Consider a sales collection with the following documents:

[
{ "_id": 1, "amount": 100 },
{ "_id": 2, "amount": 200 },
{ "_id": 3, "amount": 300 },
{ "_id": 4, "amount": 400 },
{ "_id": 5, "amount": 500 }
]

You can use the $bucket operator to categorize these sales into different ranges:

db.sales.aggregate([
{
$bucket: {
groupBy: "$amount",
boundaries: [0, 200, 400, 600],
default: "Other",
output: {
count: { $sum: 1 },
average_amount: { $avg: "$amount" }
}
}
}
])

This will produce:

[
{ "_id": 0, "count": 2, "average_amount": 150 },
{ "_id": 200, "count": 2, "average_amount": 350 },
{ "_id": 400, "count": 1, "average_amount": 500 }
]

Considerations

  • The boundaries array must be sorted in ascending order, and it cannot contain duplicate values.

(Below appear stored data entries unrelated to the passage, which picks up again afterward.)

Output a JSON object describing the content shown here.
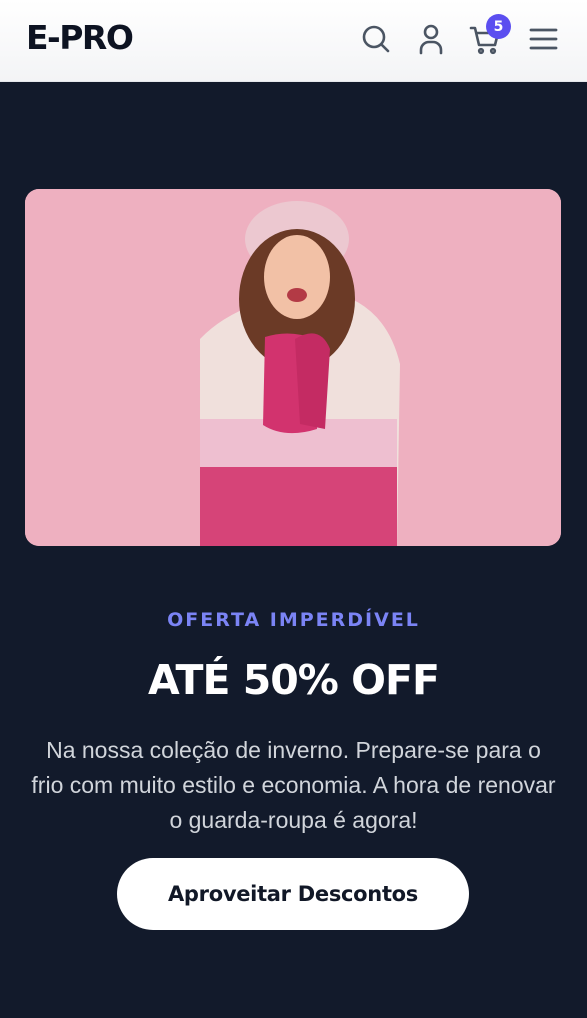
{
  "header": {
    "logo": "E-PRO",
    "cart_count": "5",
    "icons": [
      "search-icon",
      "user-icon",
      "cart-icon",
      "menu-icon"
    ]
  },
  "hero": {
    "kicker": "OFERTA IMPERDÍVEL",
    "headline": "ATÉ 50% OFF",
    "description": "Na nossa coleção de inverno. Prepare-se para o frio com muito estilo e economia. A hora de renovar o guarda-roupa é agora!",
    "cta_label": "Aproveitar Descontos"
  },
  "colors": {
    "page_bg": "#121a2b",
    "accent": "#5b4ef0",
    "kicker": "#7b84f5",
    "image_bg": "#eeb0c0"
  }
}
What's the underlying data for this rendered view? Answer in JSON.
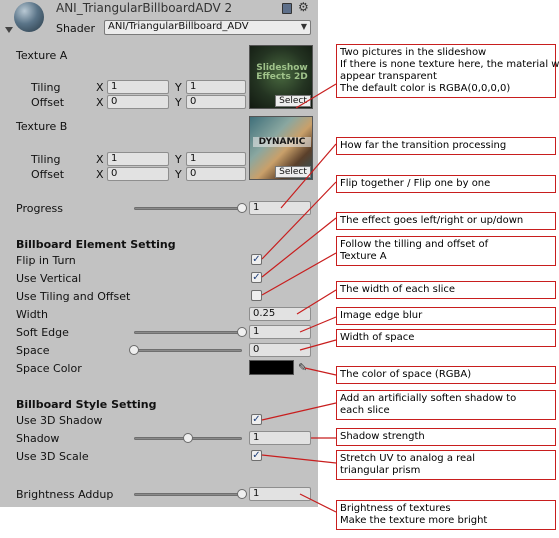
{
  "header": {
    "title": "ANI_TriangularBillboardADV 2",
    "shader_label": "Shader",
    "shader_value": "ANI/TriangularBillboard_ADV"
  },
  "texture_a": {
    "label": "Texture A",
    "tiling_label": "Tiling",
    "offset_label": "Offset",
    "x_label": "X",
    "y_label": "Y",
    "tiling_x": "1",
    "tiling_y": "1",
    "offset_x": "0",
    "offset_y": "0",
    "thumb_text": "Slideshow Effects 2D",
    "select_label": "Select"
  },
  "texture_b": {
    "label": "Texture B",
    "tiling_label": "Tiling",
    "offset_label": "Offset",
    "x_label": "X",
    "y_label": "Y",
    "tiling_x": "1",
    "tiling_y": "1",
    "offset_x": "0",
    "offset_y": "0",
    "thumb_text": "DYNAMIC",
    "select_label": "Select"
  },
  "progress": {
    "label": "Progress",
    "value": "1",
    "level": 1.0
  },
  "billboard_element": {
    "heading": "Billboard Element Setting",
    "flip_in_turn": {
      "label": "Flip in Turn",
      "checked": true
    },
    "use_vertical": {
      "label": "Use Vertical",
      "checked": true
    },
    "use_tiling_offset": {
      "label": "Use Tiling and Offset",
      "checked": false
    },
    "width": {
      "label": "Width",
      "value": "0.25"
    },
    "soft_edge": {
      "label": "Soft Edge",
      "value": "1",
      "level": 1.0
    },
    "space": {
      "label": "Space",
      "value": "0",
      "level": 0.0
    },
    "space_color": {
      "label": "Space Color",
      "color": "#000000"
    }
  },
  "billboard_style": {
    "heading": "Billboard Style Setting",
    "use_3d_shadow": {
      "label": "Use 3D Shadow",
      "checked": true
    },
    "shadow": {
      "label": "Shadow",
      "value": "1",
      "level": 0.5
    },
    "use_3d_scale": {
      "label": "Use 3D Scale",
      "checked": true
    },
    "brightness": {
      "label": "Brightness Addup",
      "value": "1",
      "level": 1.0
    }
  },
  "annotations": {
    "texture": [
      "Two pictures in the slideshow",
      "If there is none texture here, the material will",
      "appear transparent",
      "The default color is RGBA(0,0,0,0)"
    ],
    "progress": [
      "How far the transition processing"
    ],
    "flip": [
      "Flip together / Flip one by one"
    ],
    "vertical": [
      "The effect goes left/right or up/down"
    ],
    "tiling": [
      "Follow the tilling and offset of",
      "Texture A"
    ],
    "width": [
      "The width of each slice"
    ],
    "soft_edge": [
      "Image edge blur"
    ],
    "space": [
      "Width of space"
    ],
    "space_color": [
      "The color of space (RGBA)"
    ],
    "shadow3d": [
      "Add an artificially soften shadow to",
      "each slice"
    ],
    "shadow": [
      "Shadow strength"
    ],
    "scale": [
      "Stretch UV to analog a real",
      "triangular prism"
    ],
    "brightness": [
      "Brightness of textures",
      "Make the texture more bright"
    ]
  },
  "colors": {
    "panel": "#c2c2c2",
    "annotation_border": "#c81e1e",
    "arrow": "#c81e1e",
    "checkmark": "#1f3f7a"
  },
  "icons": {
    "material": "material-sphere-icon",
    "help": "help-book-icon",
    "settings": "gear-icon",
    "fold": "triangle-down-icon",
    "dropdown": "chevron-down-icon",
    "eyedropper": "eyedropper-icon"
  }
}
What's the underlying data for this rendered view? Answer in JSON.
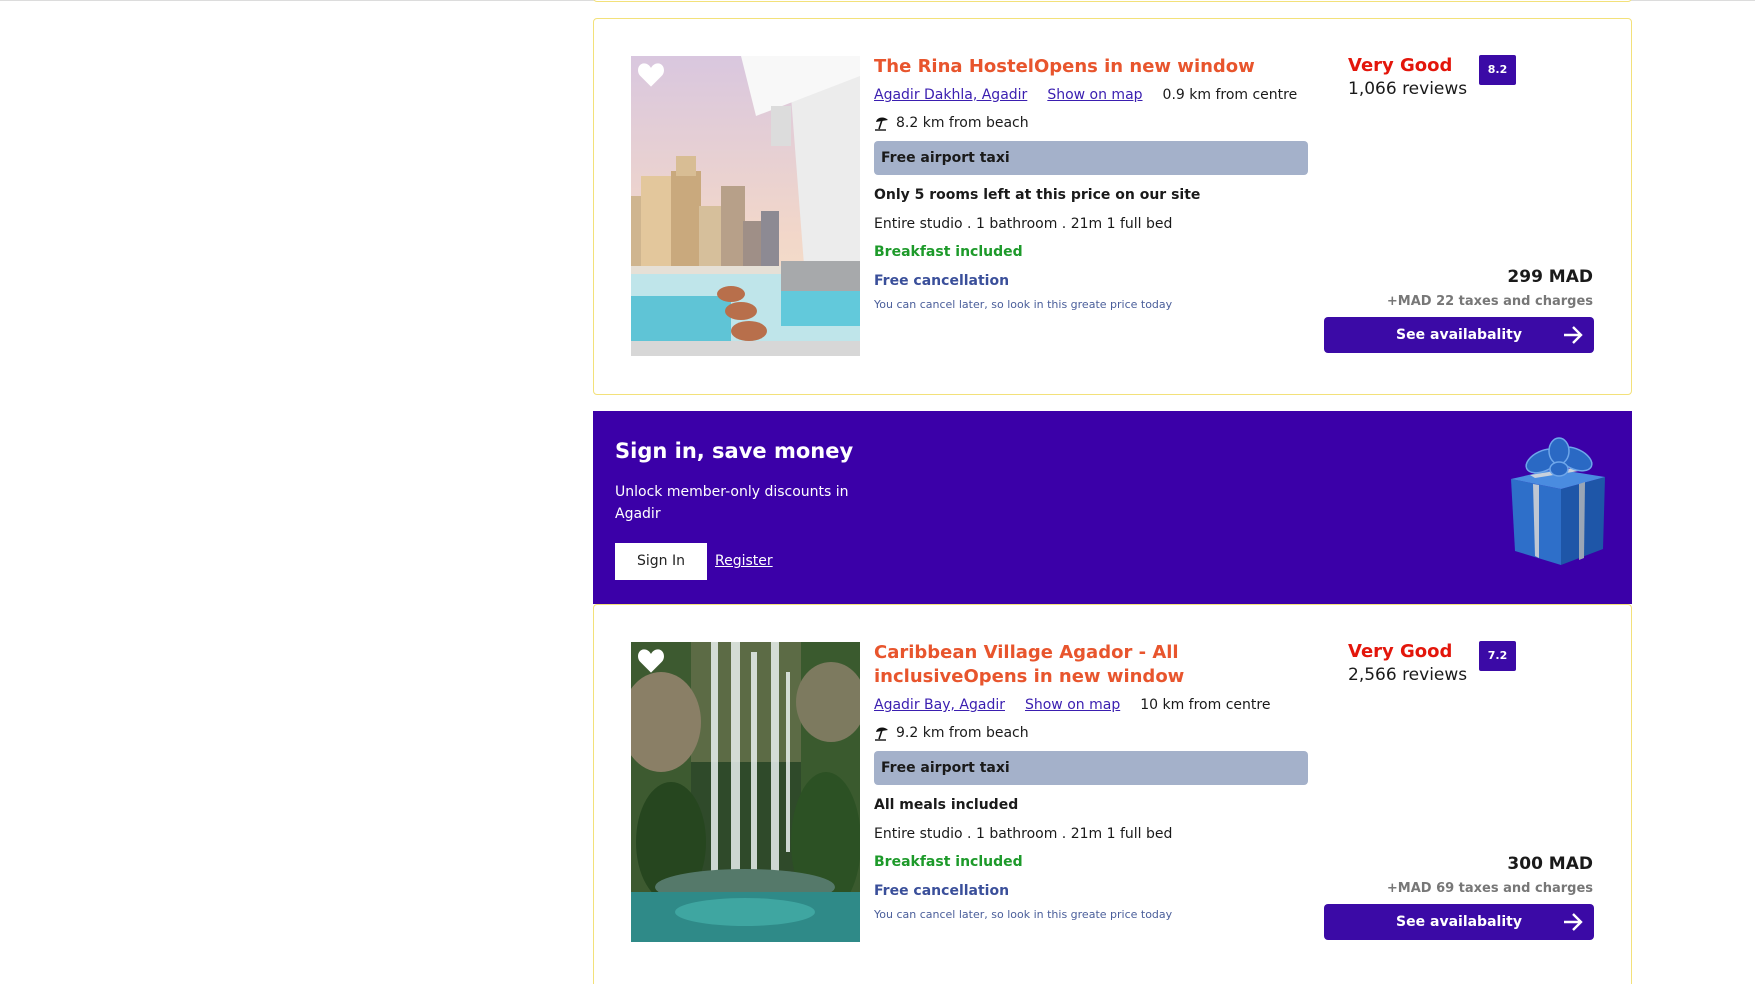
{
  "listings": [
    {
      "title": "The Rina HostelOpens in new window",
      "area_link": "Agadir Dakhla, Agadir",
      "map_link": "Show on map",
      "distance_centre": "0.9 km from centre",
      "distance_beach": "8.2 km from beach",
      "badge": "Free airport taxi",
      "highlight": "Only 5 rooms left at this price on our site",
      "room": "Entire studio . 1 bathroom . 21m 1 full bed",
      "breakfast": "Breakfast included",
      "cancellation": "Free cancellation",
      "cancellation_note": "You can cancel later, so look in this greate price today",
      "rating_word": "Very Good",
      "reviews": "1,066 reviews",
      "score": "8.2",
      "price": "299 MAD",
      "taxes": "+MAD 22 taxes and charges",
      "button": "See availabality",
      "photo_icon": "heart-icon"
    },
    {
      "title": "Caribbean Village Agador - All inclusiveOpens in new window",
      "area_link": "Agadir Bay, Agadir",
      "map_link": "Show on map",
      "distance_centre": "10 km from centre",
      "distance_beach": "9.2 km from beach",
      "badge": "Free airport taxi",
      "highlight": "All meals included",
      "room": "Entire studio . 1 bathroom . 21m 1 full bed",
      "breakfast": "Breakfast included",
      "cancellation": "Free cancellation",
      "cancellation_note": "You can cancel later, so look in this greate price today",
      "rating_word": "Very Good",
      "reviews": "2,566 reviews",
      "score": "7.2",
      "price": "300 MAD",
      "taxes": "+MAD 69 taxes and charges",
      "button": "See availabality",
      "photo_icon": "heart-icon"
    }
  ],
  "banner": {
    "title": "Sign in, save money",
    "text": "Unlock member-only discounts in Agadir",
    "signin": "Sign In",
    "register": "Register",
    "icon": "gift-icon"
  },
  "colors": {
    "accent": "#3b0aa6",
    "title": "#e8552d",
    "rating": "#e3160b",
    "breakfast": "#1d9a2a",
    "card_border": "#f3e17a"
  }
}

  • The groupBy expression can include field paths, literals, and other expressions.

  • The default field is mandatory for handling documents that don't fit into any of the specified buckets.

  • The output field allows you to apply various accumulator expressions like $sum, $avg, $min, $max, etc., to the documents in each bucket.